There’s nothing quite as wonderful as a good friend. Someone you can always count on, even when times are rough. At the Creative Youth Center, friendships often grow and bloom because of students’ abilities to share themselves and share their writing. The first and second grade students have been reading and writing about friendship this year, and they have written some incredible stories. Here is part of second grader Elle’s ongoing chronicle of adventures:

Chapter one- One day Chimp wrote a letter to Dino. It said that Chimp was on vacation for a week. Then Dino got another letter. It said I’m lonely. Then Dino wrote a letter to Chimp. It said we will meet for dinner at a pizza place. And they did. Then Chimp said would you like to stay with me. Dino said yes. The end.

Chapter two- When Dino got to Chimp’s house they got their PJ’s on, brushed their teeth and got in bed and then Dino said can you read me a story. Chimp said yes. They read about pirates and went to bed.

Elle is pictured with her Book Club volunteer reading buddy, Vera.
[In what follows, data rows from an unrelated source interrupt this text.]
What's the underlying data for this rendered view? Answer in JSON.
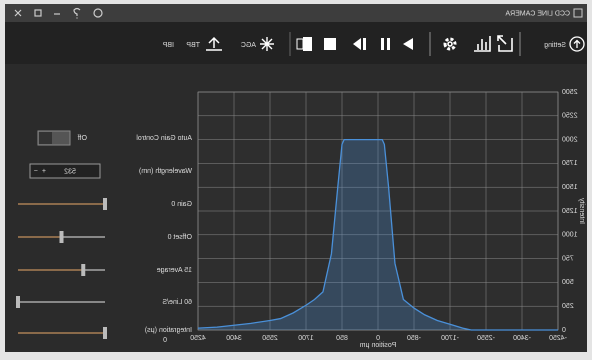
{
  "window": {
    "title": "CCD LINE CAMERA"
  },
  "toolbar": {
    "setting": "Setting",
    "agc": "AGC",
    "ibp": "IBP",
    "tbp": "TBP"
  },
  "controls": {
    "auto_gain": {
      "label": "Auto Gain Control",
      "state": "Off"
    },
    "wavelength": {
      "label": "Wavelength (nm)",
      "value": 532
    },
    "gain": "Gain 0",
    "offset": "Offset 0",
    "average": "15 Average",
    "line_rate": "60 Line/S",
    "integration": {
      "label": "Integration (μs)",
      "value": 0
    }
  },
  "chart_data": {
    "type": "line",
    "xlabel": "Position μm",
    "ylabel": "Intensity",
    "color": "#4a90d9",
    "x": [
      -4250,
      -3800,
      -3400,
      -3000,
      -2550,
      -2200,
      -2000,
      -1700,
      -1400,
      -1100,
      -850,
      -600,
      -400,
      -250,
      -150,
      -100,
      0,
      200,
      400,
      600,
      800,
      850,
      950,
      1100,
      1300,
      1500,
      1700,
      2000,
      2300,
      2550,
      3000,
      3400,
      3800,
      4250
    ],
    "values": [
      0,
      0,
      0,
      0,
      0,
      0,
      20,
      60,
      100,
      160,
      230,
      320,
      700,
      1500,
      1950,
      2000,
      2000,
      2000,
      2000,
      2000,
      2000,
      1950,
      1500,
      800,
      400,
      320,
      260,
      180,
      120,
      100,
      70,
      50,
      30,
      20
    ],
    "xlim": [
      -4250,
      4250
    ],
    "xticks": [
      -4250,
      -3400,
      -2550,
      -1700,
      -850,
      0,
      850,
      1700,
      2550,
      3400,
      4250
    ],
    "ylim": [
      0,
      2500
    ],
    "yticks": [
      0,
      250,
      500,
      750,
      1000,
      1250,
      1500,
      1750,
      2000,
      2250,
      2500
    ],
    "grid": true
  }
}
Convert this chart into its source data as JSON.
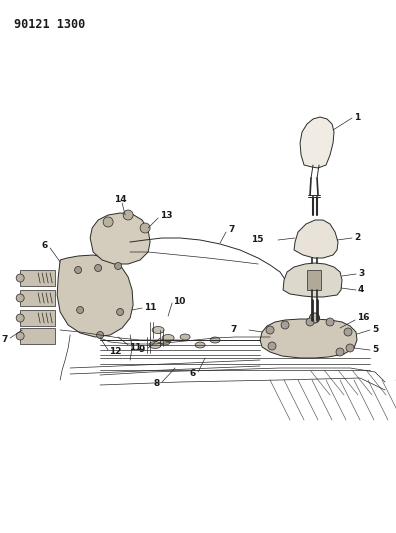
{
  "title_code": "90121 1300",
  "bg_color": "#ffffff",
  "lc": "#2a2a2a",
  "label_color": "#1a1a1a",
  "fig_width": 3.96,
  "fig_height": 5.33,
  "dpi": 100,
  "title_fontsize": 8.5,
  "label_fontsize": 6.5
}
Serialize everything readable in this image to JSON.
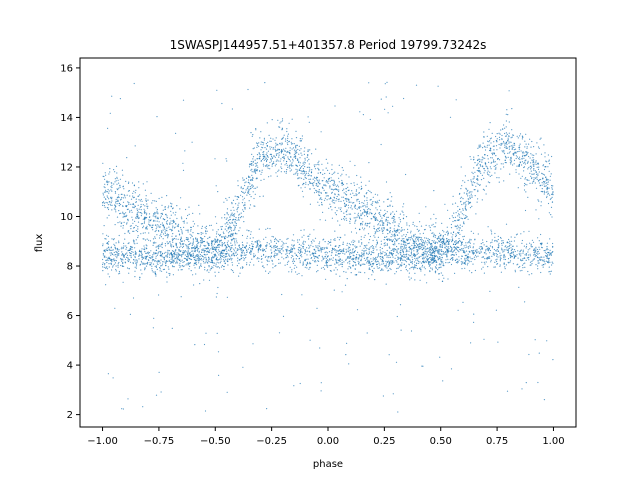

Stay tuned for more installments of Dino and Chimp’s adventures!



“I Am Thankful” a poem by Cameron, 4th grade

When many families sit around the Thanksgiving dinner table, there is a tradition of sharing something they are thankful for. It can be hard, however, to find the right words to express the unbound gratitude of the moment. That being said, this poem by a CYC student, 4th grader, Cameron, captures the overflowing gratitude that many of us experience during the holiday season. More than that, Cameron finds a way to say “thanks” for all of the little things that we so often forget to be thankful for. Like “looking fancy,” cooking enchiladas with mom, and, of course, pumpkin pie. Here is Cameron’s poem:

I am thankful for life. I am thankful for coming to the CYC. I’m thankful for family. I am thankful for my personality and curiosity and knowledge. I am thankful for shelter and living in a happy place. I am thankful for having a Wii U game and a bunch of books at my house to read, because I like reading. I’m thankful that the CYC has a fairy house and that we get to write about it. I’m thankful for choose your own adventure stories. I’m thankful for a pair of shoes and looking fancy.

I am thankful for air, and for my sister because she gives me ideas. She gave me ideas for making her a bouncy house, and anytime she’s sad we make her happy. I’m thankful for my grandpa and the furniture he made me and the picture he brought me that made me feel my spirit. He made chairs and tables and some wood so I can build stuff. One time he made one into a hockey stick so I can play hockey in the street. I’m thankful for Unsolved Mysteries because I love that show on TV.

I’m thankful for my dad because, every time I do something wrong, he talks to me about it and tells me very important stuff that I need to know for life.

I’m thankful for my mom and she helps me cook. Last night I helped her cook enchiladas.

I’m thankful I’m going to MLK. We have our own soccer field. At my old school, me and my cousin and my friends used to ride the bus there and talk about Pokemon and stuff. When he comes over sometimes he helps me do my homework. He’s my old friend. He’s thirteen. But sometimes we feel like we’re brothers. My favorite thing to eat on Thanksgiving is pumpkin pie. My grandma always comes over for Thanksgiving. We’re making sweet potatoes. I don’t know how to make them. Some people just say you put love in them.